Types of unclaimed property may include the following:
- Commissions
- Dormant savings or checking accounts
- Life insurance policies and annuities
- Royalties
- Unused gift certificates
- Other miscellaneous outstanding checks
These types of property generally become unclaimed and subject to state reporting requirements after a specified period, known as a dormancy period, that generally lasts from two to five years.
Where to Report
Businesses holding unclaimed property may be required to make reasonable efforts to contact the owner and return the property, which is known as due diligence. If a business can’t find the owner, the property must be remitted to its respective state, which may be any of the following:
- The state of the last known address of the owner
- The property holder’s state of domicile
- The state where the transaction took place
Determining the proper state can be complicated and involves analyzing a cascading set of rules. If those rules aren’t followed properly, or conditions for reporting aren’t met, penalties may apply.
Penalties
Generally, states impose penalties on businesses failing to report or deliver unclaimed property. Examples include the following:
- Washington—$100 per day with a maximum penalty of $5,000 and a civil penalty of 100% of the property value
- California—$100 per day with a maximum penalty of $10,000
- Arizona—$100 per day with a maximum penalty of $5,000 and a civil penalty of 25% of the property value
Some states also impose interest for failing to report or deliver unclaimed property.

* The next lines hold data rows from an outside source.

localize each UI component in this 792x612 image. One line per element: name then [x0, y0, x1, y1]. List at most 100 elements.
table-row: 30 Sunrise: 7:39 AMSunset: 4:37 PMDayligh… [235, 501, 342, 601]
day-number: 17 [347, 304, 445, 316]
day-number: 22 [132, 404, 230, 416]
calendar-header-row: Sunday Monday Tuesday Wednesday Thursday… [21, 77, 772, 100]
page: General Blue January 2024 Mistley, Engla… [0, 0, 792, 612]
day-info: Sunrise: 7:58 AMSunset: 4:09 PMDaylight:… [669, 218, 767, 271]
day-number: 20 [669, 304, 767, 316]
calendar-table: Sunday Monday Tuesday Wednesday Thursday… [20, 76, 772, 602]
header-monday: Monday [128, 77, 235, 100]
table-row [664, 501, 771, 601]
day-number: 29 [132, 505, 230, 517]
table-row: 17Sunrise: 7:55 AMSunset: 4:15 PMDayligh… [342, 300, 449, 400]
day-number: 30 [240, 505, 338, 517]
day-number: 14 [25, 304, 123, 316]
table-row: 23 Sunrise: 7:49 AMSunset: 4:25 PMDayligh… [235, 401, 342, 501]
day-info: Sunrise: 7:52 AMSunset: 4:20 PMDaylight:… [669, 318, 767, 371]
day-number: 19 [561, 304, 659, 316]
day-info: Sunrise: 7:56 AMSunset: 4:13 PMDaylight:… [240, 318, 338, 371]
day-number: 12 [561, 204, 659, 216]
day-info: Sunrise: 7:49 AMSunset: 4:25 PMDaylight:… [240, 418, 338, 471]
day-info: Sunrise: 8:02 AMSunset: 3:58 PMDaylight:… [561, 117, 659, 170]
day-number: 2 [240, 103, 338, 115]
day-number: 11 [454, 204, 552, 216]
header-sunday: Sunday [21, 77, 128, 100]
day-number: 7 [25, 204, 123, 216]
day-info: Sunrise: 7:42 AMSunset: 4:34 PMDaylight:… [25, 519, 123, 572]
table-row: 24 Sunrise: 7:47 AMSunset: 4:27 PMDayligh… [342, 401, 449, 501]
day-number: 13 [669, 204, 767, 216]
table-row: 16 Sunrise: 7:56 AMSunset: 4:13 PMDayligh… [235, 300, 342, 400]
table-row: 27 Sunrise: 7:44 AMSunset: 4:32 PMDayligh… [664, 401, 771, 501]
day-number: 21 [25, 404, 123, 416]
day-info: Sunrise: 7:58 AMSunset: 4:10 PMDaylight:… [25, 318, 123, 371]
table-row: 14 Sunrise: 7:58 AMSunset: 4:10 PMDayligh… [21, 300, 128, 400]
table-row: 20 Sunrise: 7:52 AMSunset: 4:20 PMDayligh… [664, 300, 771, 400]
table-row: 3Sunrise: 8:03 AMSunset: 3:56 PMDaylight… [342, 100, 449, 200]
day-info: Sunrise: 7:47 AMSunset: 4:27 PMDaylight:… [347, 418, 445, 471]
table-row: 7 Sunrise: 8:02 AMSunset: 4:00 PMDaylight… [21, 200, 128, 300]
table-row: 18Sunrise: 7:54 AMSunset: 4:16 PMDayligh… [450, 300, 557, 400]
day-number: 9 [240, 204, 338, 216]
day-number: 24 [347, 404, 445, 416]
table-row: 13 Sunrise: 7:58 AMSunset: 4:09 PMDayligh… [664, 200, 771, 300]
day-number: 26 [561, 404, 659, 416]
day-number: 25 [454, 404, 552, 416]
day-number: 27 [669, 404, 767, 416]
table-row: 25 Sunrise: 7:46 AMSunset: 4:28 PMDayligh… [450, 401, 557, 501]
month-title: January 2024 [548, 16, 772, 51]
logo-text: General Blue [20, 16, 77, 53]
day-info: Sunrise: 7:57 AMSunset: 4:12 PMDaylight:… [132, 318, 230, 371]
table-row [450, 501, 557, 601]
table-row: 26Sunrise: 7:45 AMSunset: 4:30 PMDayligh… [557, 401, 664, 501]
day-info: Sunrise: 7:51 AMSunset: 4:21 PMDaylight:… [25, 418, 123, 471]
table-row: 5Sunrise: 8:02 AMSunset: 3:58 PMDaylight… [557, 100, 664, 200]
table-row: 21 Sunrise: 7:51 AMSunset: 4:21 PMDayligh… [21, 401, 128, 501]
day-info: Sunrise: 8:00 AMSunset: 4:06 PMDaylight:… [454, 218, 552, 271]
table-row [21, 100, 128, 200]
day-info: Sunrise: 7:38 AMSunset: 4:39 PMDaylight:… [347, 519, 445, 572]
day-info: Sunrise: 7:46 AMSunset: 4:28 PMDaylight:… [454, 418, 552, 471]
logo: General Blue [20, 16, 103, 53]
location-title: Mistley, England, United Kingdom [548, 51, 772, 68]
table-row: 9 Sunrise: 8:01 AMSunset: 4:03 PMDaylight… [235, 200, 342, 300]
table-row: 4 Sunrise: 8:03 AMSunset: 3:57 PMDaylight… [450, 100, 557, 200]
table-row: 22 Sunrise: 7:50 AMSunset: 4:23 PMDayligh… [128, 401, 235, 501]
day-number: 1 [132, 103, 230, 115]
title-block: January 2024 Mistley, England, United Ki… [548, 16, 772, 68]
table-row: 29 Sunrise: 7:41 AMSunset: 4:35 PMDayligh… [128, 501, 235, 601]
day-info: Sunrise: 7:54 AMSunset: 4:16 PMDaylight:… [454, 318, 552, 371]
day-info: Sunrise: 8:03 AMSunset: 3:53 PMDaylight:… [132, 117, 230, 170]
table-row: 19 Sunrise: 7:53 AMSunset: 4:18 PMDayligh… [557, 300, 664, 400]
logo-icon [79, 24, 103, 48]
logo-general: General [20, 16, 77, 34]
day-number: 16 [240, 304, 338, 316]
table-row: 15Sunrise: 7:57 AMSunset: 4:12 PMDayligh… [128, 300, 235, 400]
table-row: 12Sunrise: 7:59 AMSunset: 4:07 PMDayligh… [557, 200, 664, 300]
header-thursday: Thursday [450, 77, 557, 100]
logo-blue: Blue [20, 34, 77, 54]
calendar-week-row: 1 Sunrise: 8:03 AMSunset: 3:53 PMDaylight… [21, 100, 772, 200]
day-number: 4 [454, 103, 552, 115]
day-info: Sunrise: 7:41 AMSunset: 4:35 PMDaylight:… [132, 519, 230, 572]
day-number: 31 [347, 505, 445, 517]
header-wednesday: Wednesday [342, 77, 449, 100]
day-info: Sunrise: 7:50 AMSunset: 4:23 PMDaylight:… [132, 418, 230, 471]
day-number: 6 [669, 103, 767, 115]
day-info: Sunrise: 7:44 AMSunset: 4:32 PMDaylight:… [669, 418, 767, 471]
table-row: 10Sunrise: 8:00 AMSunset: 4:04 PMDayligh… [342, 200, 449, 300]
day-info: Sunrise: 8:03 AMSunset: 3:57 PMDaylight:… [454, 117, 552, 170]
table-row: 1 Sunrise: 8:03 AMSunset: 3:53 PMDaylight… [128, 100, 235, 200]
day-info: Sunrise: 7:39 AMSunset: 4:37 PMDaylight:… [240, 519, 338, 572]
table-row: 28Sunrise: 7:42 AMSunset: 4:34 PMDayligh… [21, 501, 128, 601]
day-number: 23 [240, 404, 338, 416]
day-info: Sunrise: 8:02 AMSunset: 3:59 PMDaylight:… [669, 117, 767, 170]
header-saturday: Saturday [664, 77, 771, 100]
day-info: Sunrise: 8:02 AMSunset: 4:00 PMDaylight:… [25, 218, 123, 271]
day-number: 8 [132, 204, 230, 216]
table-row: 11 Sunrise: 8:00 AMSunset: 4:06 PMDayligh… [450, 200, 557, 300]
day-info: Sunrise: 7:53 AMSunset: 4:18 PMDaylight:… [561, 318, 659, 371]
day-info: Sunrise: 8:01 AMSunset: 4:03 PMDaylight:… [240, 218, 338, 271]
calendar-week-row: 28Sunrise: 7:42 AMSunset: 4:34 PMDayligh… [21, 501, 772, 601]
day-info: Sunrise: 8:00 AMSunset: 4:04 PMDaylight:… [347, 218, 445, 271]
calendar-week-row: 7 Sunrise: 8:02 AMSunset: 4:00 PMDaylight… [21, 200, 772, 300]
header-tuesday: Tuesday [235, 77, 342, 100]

A number of states allow unclaimed property audits to look back as far as 10 or even 20 years. These audits are often difficult and expensive for businesses to comply with and contest because records may be missing or incomplete for less recent periods.
Voluntary Disclosure or Amnesty Programs
Many states offer voluntary disclosure or amnesty programs that may allow a business to come forward and remit previously unreported property without penalty.
These programs give companies the chance to:
- Clear outstanding credit memos and uncashed payroll checks
- Reduce their risk of being assessed large penalties and interest on outstanding unclaimed property filings
- Avoid time-consuming due diligence requirements in the event of a transaction
Next Steps
To avoid costly penalties, businesses will want to review their books and records to identify any unclaimed property they may hold. Then, if reportable this year, determine the following:
- Whether due diligence letters need to be sent to the owner
- Which states require reporting
It’s also beneficial for companies to review unclaimed properties they hold from prior years. If a report wasn’t previously filed, consider entering into voluntary disclosure agreements or reporting under available amnesty programs.
Unclaimed property laws are complex, and identifying the states that require reports is rarely straightforward. Determining whether a company has property subject to unclaimed property laws and identifying due diligence and filing requirements are important first steps for avoiding costly penalties.